Joindre ses efforts de part et d’autre de la frontière
Pendant les quatre ans qui ont précédé le lancement du léman, une cinquantaine de personnes d’horizons différents, des militants versés dans des projets SEL (système d’échange local), des chercheurs et des membres de la Chambre genevoise d’économie sociale et solidaire se sont rencontrés régulièrement. Constatant que l’économie de leur région se fragilise et que les petites et moyennes entreprises ont toutes les difficultés du monde à obtenir des crédits, ils cherchent à y remédier. Ils veulent empêcher l’évasion des bénéfices issus de la production locale vers d’autres contrées, où ils alimentent des programmes au rendement élevé mais irrespectueux de l’homme et de son environnement. Si, à l’intérieur d’un périmètre délimité, les paiements sont effectués en monnaie locale, l’économie régionale en profite, les liens entre les participants se renforcent et la réflexion sur les conditions de production et l’environnement est stimulée.

«Sasfera», ça s’est fait
Le groupe informel du début se structure en deux associations: Sasfera-France à Annemasse et Sasfera-Suisse à Genève se coordonnent pour instaurer la monnaie locale en popularisant le projet, en sollicitant l’appui des communes et en cherchant des soutiens politiques, financiers et techniques. Le projet, bien accueilli par la Mairie d’Annemasse et par le Conseil de la Région Rhône-Alpes, a reçu l’appui de la Ville de Genève et de la Ville de Carouge. L’Université de Genève s’est dit très intéressée à le suivre.

Leur but atteint, les «Sasfera» se sont formellement dissoutes pour donner naissance à l’Association Monnaie Léman, qui porte dorénavant le projet. La nouvelle structure reste bicéphale avec les collectifs Monnaie Léman France et Monnaie Léman Suisse, au comité de chaque collectif siégeant toujours un représentant du collectif d’en face. Sont acceptés comme membres des personnes tant physiques que morales.

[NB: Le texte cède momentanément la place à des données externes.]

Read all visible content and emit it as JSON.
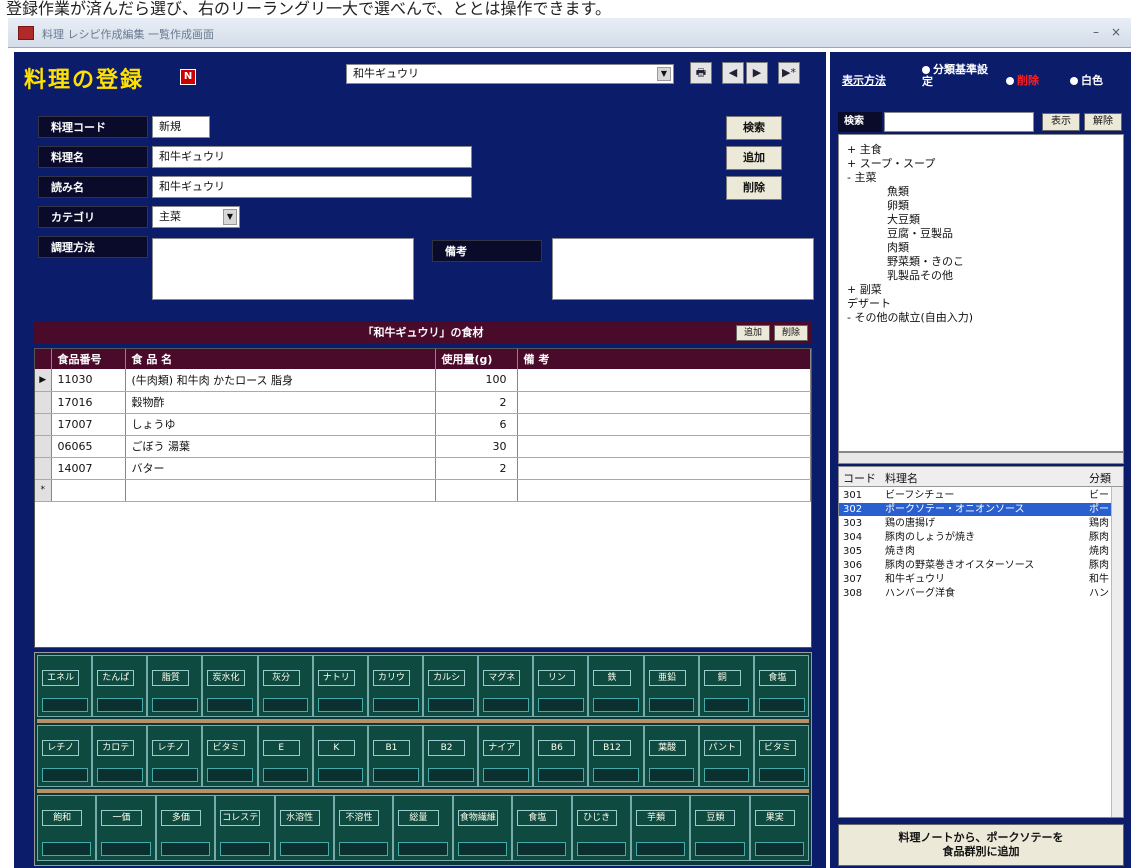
{
  "caption": "登録作業が済んだら選び、右のリーラングリ一大で選べんで、ととは操作できます。",
  "window": {
    "title": "料理 レシピ作成編集 一覧作成画面"
  },
  "header": {
    "title": "料理の登録",
    "title_badge": "N",
    "recipe_select": "和牛ギュウリ",
    "btn_print": "🖶",
    "btn_prev": "◀",
    "btn_next": "▶",
    "btn_new": "▶*"
  },
  "form": {
    "code_label": "料理コード",
    "code_value": "新規",
    "name_label": "料理名",
    "name_value": "和牛ギュウリ",
    "kana_label": "読み名",
    "kana_value": "和牛ギュウリ",
    "category_label": "カテゴリ",
    "category_value": "主菜",
    "howto_label": "調理方法",
    "note_label": "備考",
    "btn_search": "検索",
    "btn_add": "追加",
    "btn_delete": "削除"
  },
  "ingredients": {
    "bar_title": "「和牛ギュウリ」の食材",
    "btn_a": "追加",
    "btn_b": "削除",
    "columns": [
      "食品番号",
      "食 品 名",
      "使用量(g)",
      "備 考"
    ],
    "rows": [
      {
        "id": "11030",
        "name": "(牛肉類) 和牛肉 かたロース 脂身",
        "qty": "100",
        "note": ""
      },
      {
        "id": "17016",
        "name": "穀物酢",
        "qty": "2",
        "note": ""
      },
      {
        "id": "17007",
        "name": "しょうゆ",
        "qty": "6",
        "note": ""
      },
      {
        "id": "06065",
        "name": "ごぼう 湯葉",
        "qty": "30",
        "note": ""
      },
      {
        "id": "14007",
        "name": "バター",
        "qty": "2",
        "note": ""
      }
    ]
  },
  "nutrients": {
    "row1": [
      "エネルギー",
      "たんぱく",
      "脂質",
      "炭水化物",
      "灰分",
      "ナトリウム",
      "カリウム",
      "カルシウム",
      "マグネシウム",
      "リン",
      "鉄",
      "亜鉛",
      "銅",
      "食塩"
    ],
    "row2": [
      "レチノール",
      "カロテン",
      "レチノール当量",
      "ビタミンD",
      "E",
      "K",
      "B1",
      "B2",
      "ナイアシン",
      "B6",
      "B12",
      "葉酸",
      "パントテン酸",
      "ビタミンC"
    ],
    "row3": [
      "飽和",
      "一価",
      "多価",
      "コレステロール",
      "水溶性",
      "不溶性",
      "総量",
      "食物繊維",
      "食塩",
      "ひじき",
      "芋類",
      "豆類",
      "果実"
    ]
  },
  "right": {
    "link_display": "表示方法",
    "link_settings": "分類基準設定",
    "link_red": "削除",
    "link_white": "白色",
    "search_label": "検索",
    "btn_search1": "表示",
    "btn_search2": "解除",
    "tree": [
      {
        "t": "+ 主食",
        "d": 0
      },
      {
        "t": "+ スープ・スープ",
        "d": 0
      },
      {
        "t": "- 主菜",
        "d": 0
      },
      {
        "t": "魚類",
        "d": 1
      },
      {
        "t": "卵類",
        "d": 1
      },
      {
        "t": "大豆類",
        "d": 1
      },
      {
        "t": "豆腐・豆製品",
        "d": 1
      },
      {
        "t": "肉類",
        "d": 1
      },
      {
        "t": "野菜類・きのこ",
        "d": 1
      },
      {
        "t": "乳製品その他",
        "d": 1
      },
      {
        "t": "+ 副菜",
        "d": 0
      },
      {
        "t": "デザート",
        "d": 0
      },
      {
        "t": "- その他の献立(自由入力)",
        "d": 0
      }
    ],
    "list_cols": [
      "コード",
      "料理名",
      "分類"
    ],
    "list_rows": [
      {
        "c": "301",
        "n": "ビーフシチュー",
        "k": "ビー"
      },
      {
        "c": "302",
        "n": "ポークソテー・オニオンソース",
        "k": "ポー",
        "hl": true
      },
      {
        "c": "303",
        "n": "鶏の唐揚げ",
        "k": "鶏肉"
      },
      {
        "c": "304",
        "n": "豚肉のしょうが焼き",
        "k": "豚肉"
      },
      {
        "c": "305",
        "n": "焼き肉",
        "k": "焼肉"
      },
      {
        "c": "306",
        "n": "豚肉の野菜巻きオイスターソース",
        "k": "豚肉"
      },
      {
        "c": "307",
        "n": "和牛ギュウリ",
        "k": "和牛"
      },
      {
        "c": "308",
        "n": "ハンバーグ洋食",
        "k": "ハン"
      }
    ],
    "bottom_btn_line1": "料理ノートから、ポークソテーを",
    "bottom_btn_line2": "食品群別に追加"
  }
}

Une monnaie complémentaire, convertible et parfaitement légale

Contrairement à d’autres types de monnaie locale, le léman n’est pas destiné à remplacer l’argent lors des échanges marchands, mais coexiste avec la monnaie officielle. C’est le franc suisse qui a été retenu comme valeur de référence. L’équivalent des lémans en circulation est déposé auprès de la Banque Alternative Suisse (BAS) à Bâle, qui parraine la monnaie complémentaire et la garantit. Un léman vaut un franc suisse ou un euro. La monnaie est conforme à la législation monétaire du pays où elle a cours. En France, c’est la Loi sur l’économie sociale et solidaire du 31 juillet 2014 qui règle le cadre des monnaies locales complémentaires, dont il existe une soixantaine.

En Suisse, l’article 99 de la Constitution fédérale précise que l’émission de la monnaie relève de la Confédération. La mise en circulation de lémans et les transactions en ligne libellées en cette monnaie ne sont pas considérées comme une émission monétaire, puisqu’elles ne créent pas de masse monétaire supplémentaire. Du point de vue légal, le léman est assimilable aux chèques de voyage, ou encore aux points offerts par les grandes surfaces. En adhérant au programme, les utilisateurs s’engagent avec les promoteurs de la monnaie dans une relation contractuelle relevant du droit privé.

Encore beaucoup à faire
L’inauguration du «e-leman» a été un moment de grande satisfaction pour ses promoteurs, mais ceux-ci admettent qu’il reste encore beaucoup à faire: il faut étayer les comptoirs de change, élargir le nombre d’adhérents à l’association, établir régulièrement des bilans et les publier etc. Jusqu’ici, le projet fonctionnait grâce à 200 bénévoles. Depuis six ans d’engagement, ceux-ci doivent affronter des tâches de plus en plus complexes. On prévoit d’engager trois à quatre personnes et l’on propose aux amis des lémans de se joindre à un des cinq groupes de travail fonctionnant dans l’association. L’association espère que beaucoup de personnes seront motivées à participer à l’un ou l’autre de ces groupes.